Bärbel unterbrach ihn sehr bald. »Das ist nicht schön, – Bärbel will von Rotkäppchen und dem Wolf.«
Joachim ließ sich nicht beirren. Er las weiter, und als er abermals unterbrochen wurde, meinte er patzig: »Wenn du jetzt nicht stille bist, lese ich dir gar nichts vor.«
»Du bist auch ein Lausebengel«, sagte Bärbel seufzend, legte sich in die Kissen zurück und unterhielt sich mit ihrer Puppe.
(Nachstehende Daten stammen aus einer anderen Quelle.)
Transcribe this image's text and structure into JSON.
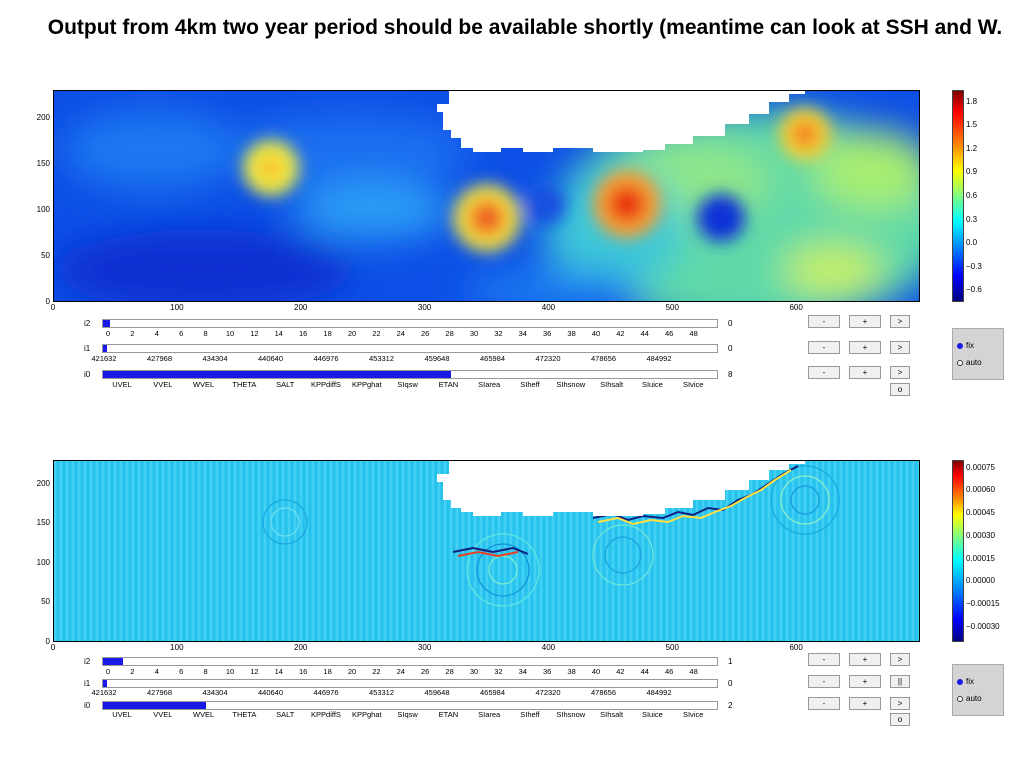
{
  "slide": {
    "title": "Output from 4km two year period should be available shortly (meantime can look at SSH and W."
  },
  "panels": [
    {
      "chart_data": {
        "type": "heatmap",
        "xlim": [
          0,
          700
        ],
        "ylim": [
          0,
          230
        ],
        "x_ticks": [
          "0",
          "100",
          "200",
          "300",
          "400",
          "500",
          "600"
        ],
        "y_ticks": [
          "0",
          "50",
          "100",
          "150",
          "200"
        ],
        "colorbar_ticks": [
          "1.8",
          "1.5",
          "1.2",
          "0.9",
          "0.6",
          "0.3",
          "0.0",
          "−0.3",
          "−0.6"
        ],
        "colorbar_range": [
          -0.75,
          1.95
        ]
      },
      "controls": {
        "i2": {
          "label": "i2",
          "ticks": [
            "0",
            "2",
            "4",
            "6",
            "8",
            "10",
            "12",
            "14",
            "16",
            "18",
            "20",
            "22",
            "24",
            "26",
            "28",
            "30",
            "32",
            "34",
            "36",
            "38",
            "40",
            "42",
            "44",
            "46",
            "48"
          ],
          "value": "0",
          "fill": 0.011
        },
        "i1": {
          "label": "i1",
          "ticks": [
            "421632",
            "427968",
            "434304",
            "440640",
            "446976",
            "453312",
            "459648",
            "465984",
            "472320",
            "478656",
            "484992"
          ],
          "value": "0",
          "fill": 0.003
        },
        "i0": {
          "label": "i0",
          "ticks": [
            "UVEL",
            "VVEL",
            "WVEL",
            "THETA",
            "SALT",
            "KPPdiffS",
            "KPPghat",
            "SIqsw",
            "ETAN",
            "SIarea",
            "SIheff",
            "SIhsnow",
            "SIhsalt",
            "SIuice",
            "SIvice"
          ],
          "value": "8",
          "fill": 0.565
        },
        "buttons": [
          [
            "-",
            "+",
            ">"
          ],
          [
            "-",
            "+",
            ">"
          ],
          [
            "-",
            "+",
            ">"
          ]
        ],
        "extra_button": "o",
        "radio": {
          "fix": "fix",
          "auto": "auto",
          "selected": "fix"
        }
      }
    },
    {
      "chart_data": {
        "type": "heatmap",
        "xlim": [
          0,
          700
        ],
        "ylim": [
          0,
          230
        ],
        "x_ticks": [
          "0",
          "100",
          "200",
          "300",
          "400",
          "500",
          "600"
        ],
        "y_ticks": [
          "0",
          "50",
          "100",
          "150",
          "200"
        ],
        "colorbar_ticks": [
          "0.00075",
          "0.00060",
          "0.00045",
          "0.00030",
          "0.00015",
          "0.00000",
          "−0.00015",
          "−0.00030"
        ],
        "colorbar_range": [
          -0.0004,
          0.0008
        ]
      },
      "controls": {
        "i2": {
          "label": "i2",
          "ticks": [
            "0",
            "2",
            "4",
            "6",
            "8",
            "10",
            "12",
            "14",
            "16",
            "18",
            "20",
            "22",
            "24",
            "26",
            "28",
            "30",
            "32",
            "34",
            "36",
            "38",
            "40",
            "42",
            "44",
            "46",
            "48"
          ],
          "value": "1",
          "fill": 0.032
        },
        "i1": {
          "label": "i1",
          "ticks": [
            "421632",
            "427968",
            "434304",
            "440640",
            "446976",
            "453312",
            "459648",
            "465984",
            "472320",
            "478656",
            "484992"
          ],
          "value": "0",
          "fill": 0.006
        },
        "i0": {
          "label": "i0",
          "ticks": [
            "UVEL",
            "VVEL",
            "WVEL",
            "THETA",
            "SALT",
            "KPPdiffS",
            "KPPghat",
            "SIqsw",
            "ETAN",
            "SIarea",
            "SIheff",
            "SIhsnow",
            "SIhsalt",
            "SIuice",
            "SIvice"
          ],
          "value": "2",
          "fill": 0.168
        },
        "buttons": [
          [
            "-",
            "+",
            ">"
          ],
          [
            "-",
            "+",
            "||"
          ],
          [
            "-",
            "+",
            ">"
          ]
        ],
        "extra_button": "o",
        "radio": {
          "fix": "fix",
          "auto": "auto",
          "selected": "fix"
        }
      }
    }
  ]
}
Kurze Zeit darauf ertönte vor dem Fenster ein langgezogener, schriller Pfiff. Joachim schaute hinaus, klappte das Buch zu und stürmte zur Tür hinaus, denn unten stand sein bester Freund Emil. Er hatte zwar das eine Auge verbunden, doch sehnte er sich bereits wieder nach seinem Spielgefährten.
Kurz vor dem Abendessen kam Lina, die im Kinderzimmer rasch noch etwas Ordnung machte.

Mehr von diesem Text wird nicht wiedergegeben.